Lessons
Agent index: llms.txt
A lesson is a recorded failure pattern that AtomicMemory has seen for a
specific user — a prompt-injection attempt that was blocked, a low-trust
source that tried to write a fact, a high-confidence contradiction that
forced a SUPERSEDE/DELETE, or a memory the user explicitly flagged as wrong.
Each lesson is stored with a vector embedding of the offending text, a
severity, and provenance. Before any future retrieval runs for that user,
the search pipeline embeds the query and asks: "have I been burned by
something like this before?" If a match crosses the similarity threshold,
the retrieval either annotates the response with a warning or — for
critical matches — refuses to return anything.
In other words: lessons are the engine's long-term immune system. They turn one-off bad inputs into durable per-user filters, without operator intervention.
This page explains what they are, when they get recorded, what each of
the four HTTP endpoints is for, and how to think about the data they
expose. Lessons are an optional subsystem — they only run when
lessonsEnabled is set on the runtime config
and a LessonStore is wired into the composition root.
Why they exist
Memory systems that ingest from untrusted surfaces — chat transcripts, browser captures, third-party agents — are exposed to two classes of contamination that ordinary retrieval ranking can't fix:
- Adversarial inputs. A prompt-injection payload looks like normal text. Even after the input sanitizer catches it, the same attacker (or the same compromised source) tends to try the same shape of payload again. Embedding-similarity search over recorded blocks catches the re-attempt before it ever reaches a model.

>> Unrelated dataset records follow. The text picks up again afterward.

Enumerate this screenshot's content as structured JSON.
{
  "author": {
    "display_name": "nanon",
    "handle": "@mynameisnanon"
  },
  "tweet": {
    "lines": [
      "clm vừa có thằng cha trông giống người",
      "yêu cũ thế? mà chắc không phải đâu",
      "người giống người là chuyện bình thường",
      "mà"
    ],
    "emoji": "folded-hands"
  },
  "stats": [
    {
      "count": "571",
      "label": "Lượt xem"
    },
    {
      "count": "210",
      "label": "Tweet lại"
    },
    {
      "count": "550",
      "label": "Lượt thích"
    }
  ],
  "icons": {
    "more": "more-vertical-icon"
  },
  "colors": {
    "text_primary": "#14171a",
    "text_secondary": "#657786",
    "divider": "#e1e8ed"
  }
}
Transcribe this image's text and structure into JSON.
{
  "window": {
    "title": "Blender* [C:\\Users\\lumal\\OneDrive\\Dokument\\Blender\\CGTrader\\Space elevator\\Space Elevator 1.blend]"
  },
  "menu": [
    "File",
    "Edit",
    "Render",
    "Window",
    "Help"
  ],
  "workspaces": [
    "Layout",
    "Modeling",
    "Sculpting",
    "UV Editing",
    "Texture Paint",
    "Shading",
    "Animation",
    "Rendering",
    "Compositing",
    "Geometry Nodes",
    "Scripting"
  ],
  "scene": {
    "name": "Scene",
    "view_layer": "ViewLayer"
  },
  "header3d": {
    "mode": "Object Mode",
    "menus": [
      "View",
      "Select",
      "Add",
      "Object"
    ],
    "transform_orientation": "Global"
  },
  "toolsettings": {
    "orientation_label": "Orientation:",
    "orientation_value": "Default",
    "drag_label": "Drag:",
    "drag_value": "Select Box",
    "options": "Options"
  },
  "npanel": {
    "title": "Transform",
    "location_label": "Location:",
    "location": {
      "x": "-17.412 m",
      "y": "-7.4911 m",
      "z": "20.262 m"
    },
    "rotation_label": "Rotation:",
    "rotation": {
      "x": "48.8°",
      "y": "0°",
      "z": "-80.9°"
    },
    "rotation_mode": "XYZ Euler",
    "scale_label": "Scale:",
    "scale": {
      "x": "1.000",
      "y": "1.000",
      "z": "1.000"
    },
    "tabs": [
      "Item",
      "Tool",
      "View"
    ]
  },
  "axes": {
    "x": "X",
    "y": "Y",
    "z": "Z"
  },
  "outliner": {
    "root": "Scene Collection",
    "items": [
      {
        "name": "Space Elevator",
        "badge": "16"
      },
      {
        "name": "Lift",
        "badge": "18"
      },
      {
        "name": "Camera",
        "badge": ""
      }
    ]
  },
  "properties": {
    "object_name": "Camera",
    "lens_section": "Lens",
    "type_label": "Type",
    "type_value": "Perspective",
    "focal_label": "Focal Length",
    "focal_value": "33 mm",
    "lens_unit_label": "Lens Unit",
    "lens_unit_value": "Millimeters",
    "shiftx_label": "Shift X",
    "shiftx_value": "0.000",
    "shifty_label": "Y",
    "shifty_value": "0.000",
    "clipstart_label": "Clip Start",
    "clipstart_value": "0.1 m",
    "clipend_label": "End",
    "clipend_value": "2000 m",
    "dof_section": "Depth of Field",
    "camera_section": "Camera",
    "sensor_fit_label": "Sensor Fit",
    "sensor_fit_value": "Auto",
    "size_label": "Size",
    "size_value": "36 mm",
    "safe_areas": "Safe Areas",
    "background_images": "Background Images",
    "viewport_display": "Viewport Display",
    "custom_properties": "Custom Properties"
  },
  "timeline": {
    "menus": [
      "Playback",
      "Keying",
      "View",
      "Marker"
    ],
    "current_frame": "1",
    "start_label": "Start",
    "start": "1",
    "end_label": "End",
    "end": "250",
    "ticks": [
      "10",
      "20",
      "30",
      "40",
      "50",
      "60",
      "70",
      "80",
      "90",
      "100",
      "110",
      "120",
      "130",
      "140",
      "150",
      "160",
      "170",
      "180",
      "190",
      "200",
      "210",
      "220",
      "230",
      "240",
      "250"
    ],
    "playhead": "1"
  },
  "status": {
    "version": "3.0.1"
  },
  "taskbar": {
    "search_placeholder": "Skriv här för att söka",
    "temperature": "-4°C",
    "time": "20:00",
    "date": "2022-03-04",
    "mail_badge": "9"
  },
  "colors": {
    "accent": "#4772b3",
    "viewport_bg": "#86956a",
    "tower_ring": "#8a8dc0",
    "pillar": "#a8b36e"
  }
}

- Low-signal or contradicted writes. Trust scoring rejects a fact today; tomorrow the same low-trust source ingests near-identical text. Without a memory of yesterday's rejection, retrieval is forced to re-evaluate from scratch every time. Lessons collapse that loop into a single embedding lookup.
The defense is self-reinforcing: every block, every contradiction,
every user report makes the next retrieval slightly safer. The engine
calls this its Phase 6 / A-MemGuard layer; the implementation lives in
atomicmemory-core/src/services/lesson-service.ts.
What gets recorded
Five lesson types are declared on the wire. Four of them are auto-recorded by the ingest pipeline; one is operator-driven.
| Type | Recorded when… | Severity | Recorded by |
|---|---|---|---|
injection_blocked | input sanitizer flags a prompt-injection attempt (block-severity finding) | high (1–2 findings) → critical (≥3) | ingest pipeline, automatic |
trust_violation | the writing source's trust score falls below trustScoreMinThreshold | medium (< threshold) → high (< 0.1) | ingest pipeline, automatic |
contradiction_pattern | a SUPERSEDE or DELETE fires with contradiction confidence ≥ 0.8 | medium | ingest pipeline, automatic |
false_memory (reserved) | not yet recorded by any service path | — | reserved for future automatic detection |
user_reported | operator/end-user explicitly flags a memory via POST /lessons/report | high by default; caller may pass low | medium | high | critical | application code |
Every lesson row carries:
- the pattern text (a truncated extract of the offending content + the reason it was flagged),
- the embedding of that pattern (pgvector, same model as memories so retrieval-time matching is direct),
- the source memory ids that produced or were affected by the lesson,
- the severity, and
- structured metadata about the trigger (rule names, trust score, contradiction confidence, source site).
The shape lives in atomicmemory-core/src/db/repository-lessons.ts:
export interface LessonRow {
id: string;
user_id: string;
lesson_type: LessonType;
pattern: string;
embedding: number[];
source_memory_ids: string[];
source_query: string | null;
severity: LessonSeverity;
active: boolean;
metadata: Record<string, unknown>;
created_at: Date;
}
How they affect retrieval
Every search runs through checkLessons before results are returned. The
check embeds the query, runs a cosine-similarity lookup against the
user's active lessons (similarity threshold 0.75, top 3 matches), and
returns three things:
safe: boolean—falseonly if any matched lesson has severitycritical. Afalsehere causes the orchestrator to skip core retrieval entirely and return an empty memory list with alessonCheckblock explaining why.warnings: string[]— one short warning per matched lesson, suitable for surfacing in a UI ("flagged previously: …").highestSeverity: 'none' | 'low' | 'medium' | 'high' | 'critical'— so callers can decide their own gating without parsing the warnings.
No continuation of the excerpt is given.